Biden and other members of his administration will meet with governors and union members at the White House this Thursday to announce commitments to expanding segments of the offshore industry, including industrial facilities, ports, and training and professional development.
The partnership includes the governors, Democratic and Republican, of the states of North Carolina, Connecticut, Delaware, Maine, Maryland, Massachusetts, New Hampshire, New Jersey, New York, Pennsylvania, and Rhode Island.
At fault is the governor of Virginia, Republican Glenn Youngkin, who has decided to withdraw the state from a regional initiative that aims to limit carbon emissions in order to combat climate change.
With this initiative, involving states and the private sector, the White House wants to "provide (North) Americans with cheap, clean energy, create good-paying jobs, and invest billions of dollars in new logistics chains in the US," including turbine and shipbuilding, construction, and service industries.
Biden has already expressed his intention to achieve 30 gigawatts (GW) of offshore wind power by 2030, which would provide electricity to 10 million homes, maintain 77,000 jobs, and annual private sector investments to the tune of $12 billion in offshore wind.
This energy source is a key part of the Democratic president's plan for the US to have a carbon-free electricity grid by 2035.
Biden's administration has already approved two large-scale wind projects, Vineyard Wind in Massachusetts and South Fork Wind opposite New York and Rhode Island. Both are under construction by unionized workers.
The Department of the Interior has already begun reviewing 22 other projects, which, if they move forward, will produce 22 GW of clean energy.
Danish wind energy company Orsted signed a labor agreement last month with a union representing three million workers nationwide to build the wind farms with unionized U.S. workers. Currently, Orsted has six projects in five states.

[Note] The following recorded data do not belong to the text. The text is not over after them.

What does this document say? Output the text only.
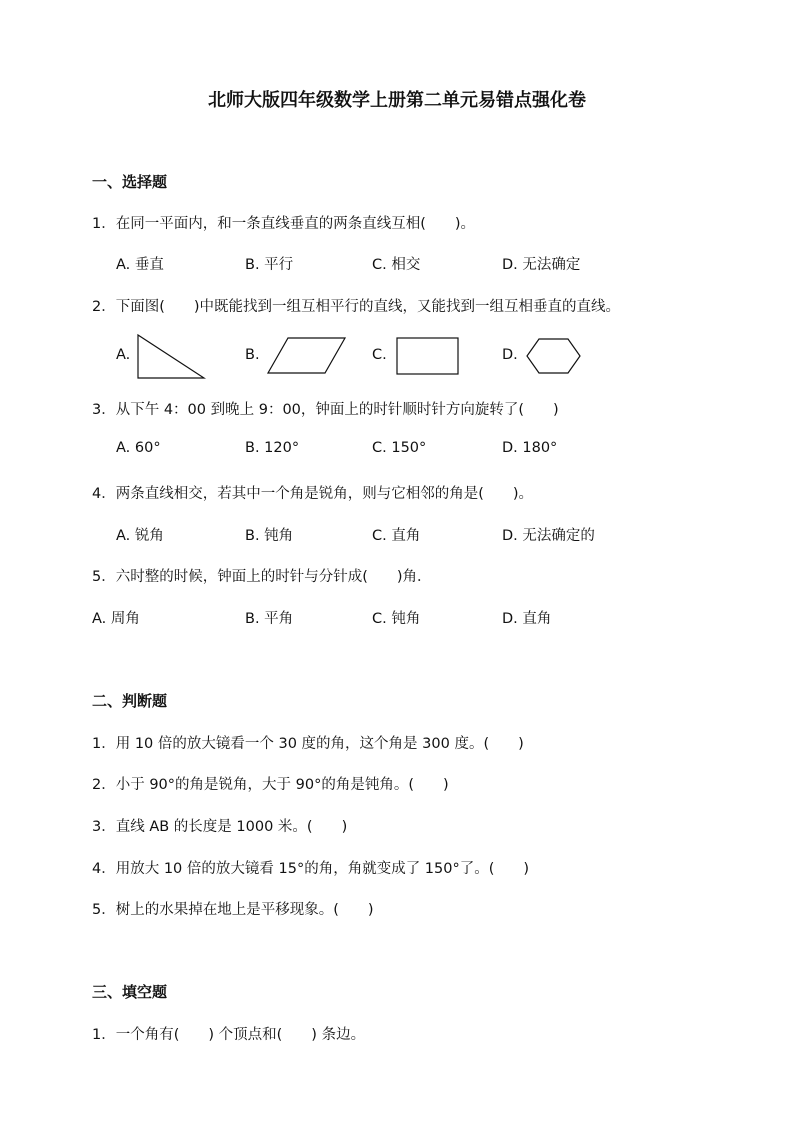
北师大版四年级数学上册第二单元易错点强化卷
一、选择题
1．在同一平面内，和一条直线垂直的两条直线互相(　　)。
A. 垂直	B. 平行	C. 相交	D. 无法确定
2．下面图(　　)中既能找到一组互相平行的直线，又能找到一组互相垂直的直线。
A.	B.	C.	D.
3．从下午 4：00 到晚上 9：00，钟面上的时针顺时针方向旋转了(　　)
A. 60°	B. 120°	C. 150°	D. 180°
4．两条直线相交，若其中一个角是锐角，则与它相邻的角是(　　)。
A. 锐角	B. 钝角	C. 直角	D. 无法确定的
5．六时整的时候，钟面上的时针与分针成(　　)角．
A. 周角	B. 平角	C. 钝角	D. 直角
二、判断题
1．用 10 倍的放大镜看一个 30 度的角，这个角是 300 度。(　　)
2．小于 90°的角是锐角，大于 90°的角是钝角。(　　)
3．直线 AB 的长度是 1000 米。(　　)
4．用放大 10 倍的放大镜看 15°的角，角就变成了 150°了。(　　)
5．树上的水果掉在地上是平移现象。(　　)
三、填空题
1．一个角有(　　) 个顶点和(　　) 条边。
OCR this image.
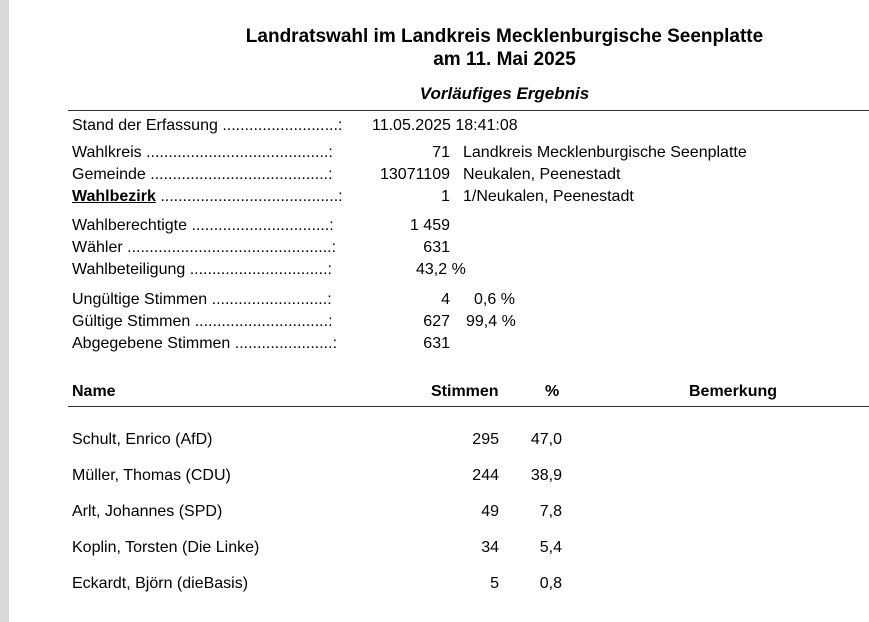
Landratswahl im Landkreis Mecklenburgische Seenplatte
am 11. Mai 2025
Vorläufiges Ergebnis
Stand der Erfassung ..........................:	11.05.2025 18:41:08
Wahlkreis .........................................:	71 Landkreis Mecklenburgische Seenplatte
Gemeinde ........................................:	13071109 Neukalen, Peenestadt
Wahlbezirk ........................................:	1 1/Neukalen, Peenestadt
Wahlberechtigte ...............................:	1 459
Wähler ..............................................:	631
Wahlbeteiligung ...............................:	43,2 %
Ungültige Stimmen ..........................:	4 0,6 %
Gültige Stimmen ..............................:	627 99,4 %
Abgegebene Stimmen ......................:	631
Name	Stimmen	%	Bemerkung
Schult, Enrico (AfD)	295	47,0
Müller, Thomas (CDU)	244	38,9
Arlt, Johannes (SPD)	49	7,8
Koplin, Torsten (Die Linke)	34	5,4
Eckardt, Björn (dieBasis)	5	0,8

The nationwide agreement signed with the US construction unions covers subcontractors on current and future projects and has no end date.
It sets out the terms and conditions under which union members will build the 'offshore' parks, with defined goals to ensure worker diversification. On its website, the union structure particularizes the cases of women, blacks and ex-combatants.
Training is also contemplated in the text, since the complex infrastructure to be built is valued in billions of dollars.
The collaboration between federal and state leaders comes after the White House announced it will hold auctions for seven offshore wind farms by 2025, including one already held in May in North Carolina and another earlier this year on the New York coast.
On the agenda are locations in the Gulf of Maine, the Central Atlantic, and the Gulf of Mexico, plus two on the other coast, in the states of California and Oregon.